[A reader named Martin writes, citing Human Rights Watch on “the arbitrary imprisonment of dissidents” by the Cuban state.]
amerikanbeat responds to Martin: I don’t agree “the arbitrary imprisonment of dissidents” goes on in Cuba in any very interesting way. Certainly, there isn’t any evidence of it. I probably would not object on principle to an actual “crack down”—but the Cuban “dissident movement” is so miniscule and marginalized by ordinary Cubans that the state has no incentive impose it. (An American acquaintance of mine who lives in Cuba could not think of any Cubans who have ever heard of the Varela project.) It would hand propaganda points to the U.S. for absolutely no gain.

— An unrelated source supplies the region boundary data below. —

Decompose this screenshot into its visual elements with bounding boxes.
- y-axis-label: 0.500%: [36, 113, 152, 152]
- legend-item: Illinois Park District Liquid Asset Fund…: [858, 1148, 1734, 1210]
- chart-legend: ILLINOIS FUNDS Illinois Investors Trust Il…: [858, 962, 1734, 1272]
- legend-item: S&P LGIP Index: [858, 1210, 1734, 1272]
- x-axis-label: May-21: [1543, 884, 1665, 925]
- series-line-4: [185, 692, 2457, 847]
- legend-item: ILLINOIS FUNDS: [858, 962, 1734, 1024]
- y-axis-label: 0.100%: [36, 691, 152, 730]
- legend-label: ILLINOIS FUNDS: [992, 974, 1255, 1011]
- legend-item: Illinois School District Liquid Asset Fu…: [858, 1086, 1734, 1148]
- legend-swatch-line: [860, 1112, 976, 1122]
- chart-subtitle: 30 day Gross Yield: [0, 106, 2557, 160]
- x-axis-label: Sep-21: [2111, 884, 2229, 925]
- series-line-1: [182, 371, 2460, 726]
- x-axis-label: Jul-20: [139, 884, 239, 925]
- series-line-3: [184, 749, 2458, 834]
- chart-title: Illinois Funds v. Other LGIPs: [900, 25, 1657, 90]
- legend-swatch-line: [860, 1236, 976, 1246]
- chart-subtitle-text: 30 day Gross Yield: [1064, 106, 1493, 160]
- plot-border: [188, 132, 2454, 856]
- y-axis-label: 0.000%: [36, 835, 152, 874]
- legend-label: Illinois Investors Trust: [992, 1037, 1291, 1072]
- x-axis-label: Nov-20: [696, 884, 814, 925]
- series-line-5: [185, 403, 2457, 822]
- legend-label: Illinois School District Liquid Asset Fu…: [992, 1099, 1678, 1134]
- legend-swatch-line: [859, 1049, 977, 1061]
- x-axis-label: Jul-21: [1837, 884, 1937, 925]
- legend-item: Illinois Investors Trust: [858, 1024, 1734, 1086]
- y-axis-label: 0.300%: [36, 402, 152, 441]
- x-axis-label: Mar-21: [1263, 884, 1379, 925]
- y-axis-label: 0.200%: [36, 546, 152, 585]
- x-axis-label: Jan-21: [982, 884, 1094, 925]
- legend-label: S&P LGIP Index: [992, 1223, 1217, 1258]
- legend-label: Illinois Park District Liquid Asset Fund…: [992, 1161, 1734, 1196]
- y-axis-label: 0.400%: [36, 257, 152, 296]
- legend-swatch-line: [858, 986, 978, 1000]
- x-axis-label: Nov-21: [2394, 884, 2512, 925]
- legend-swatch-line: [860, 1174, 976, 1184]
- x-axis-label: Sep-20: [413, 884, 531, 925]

Of course, I can’t vouch that absolutely nobody has ever gone to a Cuban jail unfairly. Like every state, Cuba is certainly capable of making mistakes in the application of penal justice. This being minded, “dissidents” do go to jail in Cuba, but not for “dissenting,” just as blondes and pizzamakers go to jail in the U.S., but not for being blonde or making pizzas. It is certainly possible (a) to express one’s dissent in the form of behaviors that are illegal in any country, or (b) to dissent and then proceed to commit illegal acts—and be caught and punished. The crimes that prompted the Cuban “crackdown” in Spring 2003 were of (a) type; the actions HRW defends as Cuban “dissent” are inevitably one or the other. (Note: Like other states, the Cuban state has perpetrated wrongs against gays and victims of AIDS; it has ceased and repudiated these errors. This change is largely an “organic” response to the will of the populus, the sort of cause which the fetish for bourgeois forms of procedural democracy causes folks to overlook in the assessment of Cuban democracy.)
Martin continues, arguing that “dissent” is outlawed in the Cuban Constitution:
Here is the full text of Article 62 [of the Cuban Constitution]: ‘None of the freedoms which are recognized for citizens can be exercised contrary to…the existence and objectives of the socialist state, or contrary to the decision of the Cuban people to build socialism and communism. Violations of this principle can be punished by law.’ Now I ask you: how can one dissent without compromising the objectives of the state? If one is dissenting presumably it is against a state action (therefore objective).
amerikanbeat writes: We can look at this in two ways. Parsing the words alone—as you have—it is clear that a statement that is “contrary to…the existence and objectives of the…state” is not the same as a statement which expresses some opposition to the fact that the state exists or has x-objectives. I can say, “the state sucks and doesn’t do what I want it to do—it should cease to exist” without violating Article 62 because simply stating this will not threaten the existence or objectives of the state. It expresses something contrary to these entities but does not “do” anything to threaten or undermine them (at least not necessarily). I could make statements contrary to the existence of the sun, but this could contribute nothing to actually undermining this state of affairs.
A second (and far more useful) way to evaluate this amendment—again, not the approach you took—is to see that, no matter what the damned words “say,” the Cuban state does not enforce this law as you have parsed it. As stated earlier, barring isolated mistakes which are possible in any legal system, people don’t go to jail in Cuba for “dissent” per se.